Business was brisk Tuesday at Ernie's Liquors in East San Jose. That's because there would soon be a drawing for a Mega Millions jackpot worth $1.1 billion.

"I came here to buy because over here, (this is) a lucky store. So I buy $20 (worth of tickets) today. I hope I win," said Hanna Kondo, who purchased tickets during the lunch hour.

A lot of people were hopeful Lady Luck would shine again at Ernie’s. This business has a history of selling winning lottery tickets. So, lottery players were hoping they'll be the next person to walk away with millions – or even a billion dollars.

"Try to check on my luck a little bit. That’s all it is. (I) just randomly (pick the numbers). I have no plan. Nothing at all," said one man who didn’t want to reveal his name.

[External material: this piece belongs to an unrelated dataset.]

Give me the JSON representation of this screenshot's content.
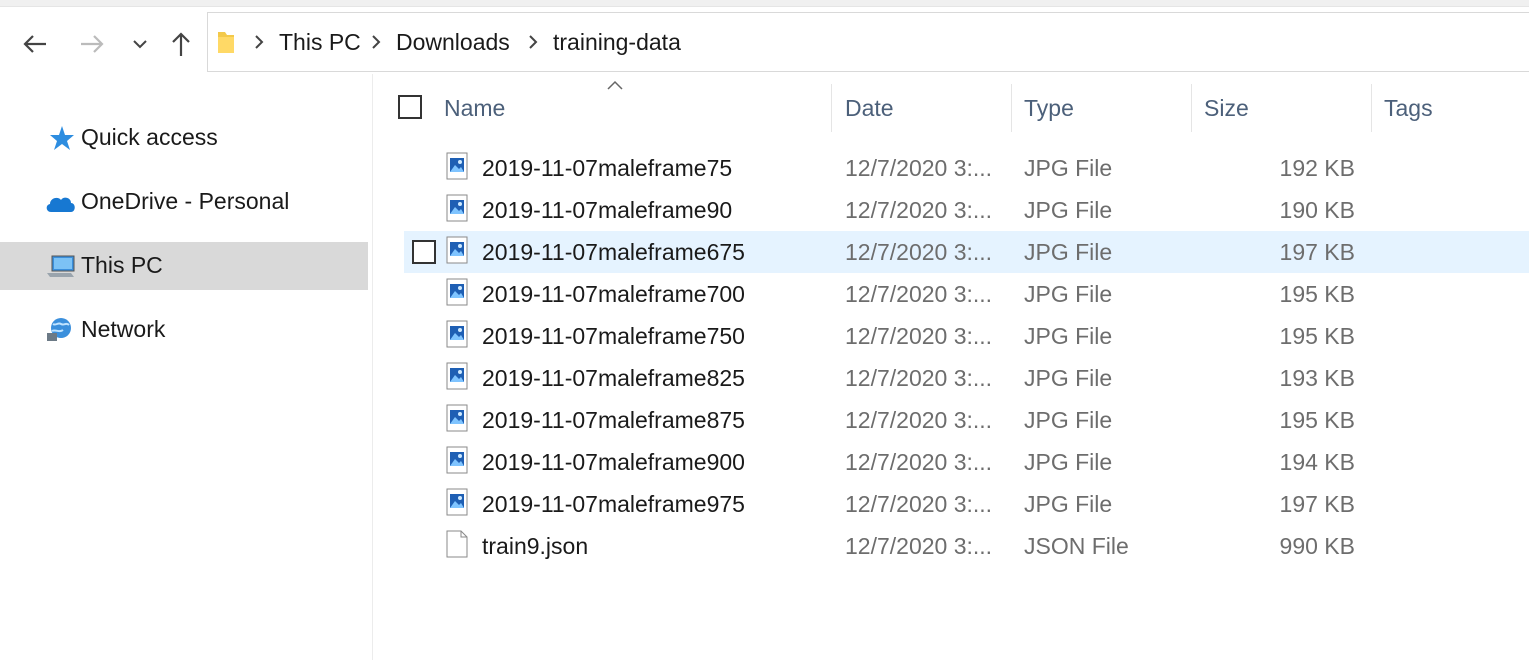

Should players rely on a random draw from the machine? Or use birthdays, anniversaries, or numbers associated with luck?

Experts said none of that may increase your odds.

"First of all, the odds are very, very small in possibly winning. So it’s one in over 302-million that you’d be able to win. But if you want to increase your odds in winning what you have to do is buy more tickets," said Caroline Chen.

Customers were excited for a Mega Millions drawing worth $1.1 billion on August 1, 2023. (KTVU FOX 2)

A San Jose State University tax law expert, Chen also is a student of playing long odds. When she says buy more tickets, she means hundreds of thousands of dollars of Mega Millions tickets. The more combinations of numbers that are selected, the better odds of a match. But, not a solo win on the jackpot, because someone else could select the same sequence of numbers.

"The more people that play, the likelihood of maybe repeat six-number sequences are gonna be higher. So yes, maybe there wouldn’t be a single winner. Maybe there’s be two, three, four, five, 10," said Chen.

She also said there’s an added benefit of the increased cost of buying many more tickets: That money is tax-deductible against the winning jackpot.

So, the advice for lottery players is to dig deep to spend more, in hopes the payout will be a share of a billion dollars.

"Let’s see what my luck will be," said one player.